Hanson’s book is good. It is one the first books I read on the ‘Arian controversy’. It’s huge and has lots of detail. I no longer own a copy because I bought it for £20 and later sold it to make a profit at £100. It is now very scarce. If a cheap physical copy becomes available I’d buy it again.
Hanson is generally fair in his treatment and his overall assessment of pre-Nicene Christology contradicts a neat Trinitarian reading of the history of the dogma. Hanson is clear that the pre-Nicaea orthodoxy was subordinationism. This is most extensively elaborated in Origen but applies to all pre-Nicene Christian authors. Origen also clearly made numerous statements that are simply incompatible with later Trinitarian dogma, such as that the Word is a “secondary god” compared “the God”, calling Jesus a “creation”, and making numerous statements about Jesus being subordinate to God. It is true that Origen also taught a concept of “eternal generation” which later Trinitarians would exploit to bolster their view that Jesus is not a creation. But bearing in mind that Origen viewed Jesus as a creation and subordinate to God, it is appropriate to ask what Origen meant by his own terminology rather than the alternative meaning that later Trinitarians put on it. Origen apparently was concerned to emphasise that Jesus was not begotten at a point in time for reasons to do with his cosmology and therefore conceptualised it as an ongoing process. This in no way negates his numerous statements regarding Jesus’ junior status in relation to God and the gulf is honour, power and position that he perceived between God and Jesus.

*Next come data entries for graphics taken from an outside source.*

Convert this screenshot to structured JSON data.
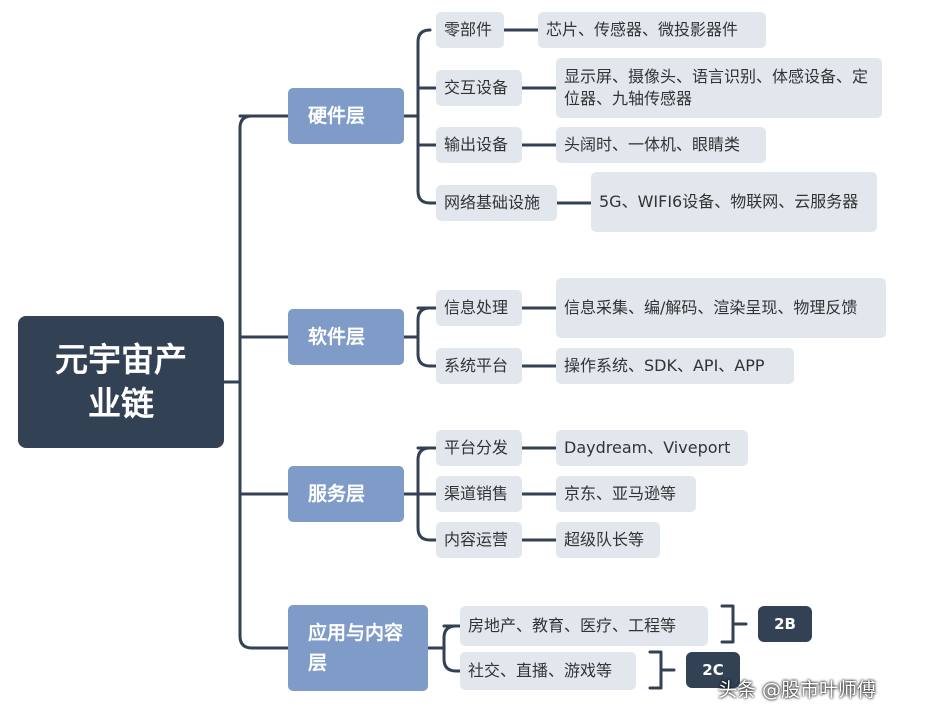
{
  "root": {
    "label": "元宇宙产业链"
  },
  "layers": [
    {
      "label": "硬件层",
      "categories": [
        {
          "label": "零部件",
          "detail": "芯片、传感器、微投影器件"
        },
        {
          "label": "交互设备",
          "detail": "显示屏、摄像头、语言识别、体感设备、定位器、九轴传感器"
        },
        {
          "label": "输出设备",
          "detail": "头阔时、一体机、眼睛类"
        },
        {
          "label": "网络基础设施",
          "detail": "5G、WIFI6设备、物联网、云服务器"
        }
      ]
    },
    {
      "label": "软件层",
      "categories": [
        {
          "label": "信息处理",
          "detail": "信息采集、编/解码、渲染呈现、物理反馈"
        },
        {
          "label": "系统平台",
          "detail": "操作系统、SDK、API、APP"
        }
      ]
    },
    {
      "label": "服务层",
      "categories": [
        {
          "label": "平台分发",
          "detail": "Daydream、Viveport"
        },
        {
          "label": "渠道销售",
          "detail": "京东、亚马逊等"
        },
        {
          "label": "内容运营",
          "detail": "超级队长等"
        }
      ]
    },
    {
      "label": "应用与内容层",
      "categories": [
        {
          "label": "房地产、教育、医疗、工程等",
          "tag": "2B"
        },
        {
          "label": "社交、直播、游戏等",
          "tag": "2C"
        }
      ]
    }
  ],
  "watermark": "头条 @股市叶师傅",
  "colors": {
    "dark": "#334155",
    "layer": "#7f9cc9",
    "box": "#e2e7ee",
    "line": "#334155"
  }
}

Other key points to bear in mind include that later Trinitarians declared Origen a heretic because they recognised that the extensive writings of this preeminent pre-Nicene scholar was incompatible with their Trinitarian dogma. It is also crucial to note that the works of Origen that survive represent a tiny amount of what he wrote and that many of his works were suppressed or rewritten in order to conform with later Trinitarian dogma. You can claim this is not so - inevitably you will - but it is an extensively documented fact in the scholarly literature. Given the tampering with Origen’s work by later Trinitarians, it is in fact remarkable that crucial traces of his subordinationist Christology remains, and it can only mean that his views on this matter were so integral to his overall theology that it simply proved impossible for later Trinitarian dogmaticians to eradicate it completely.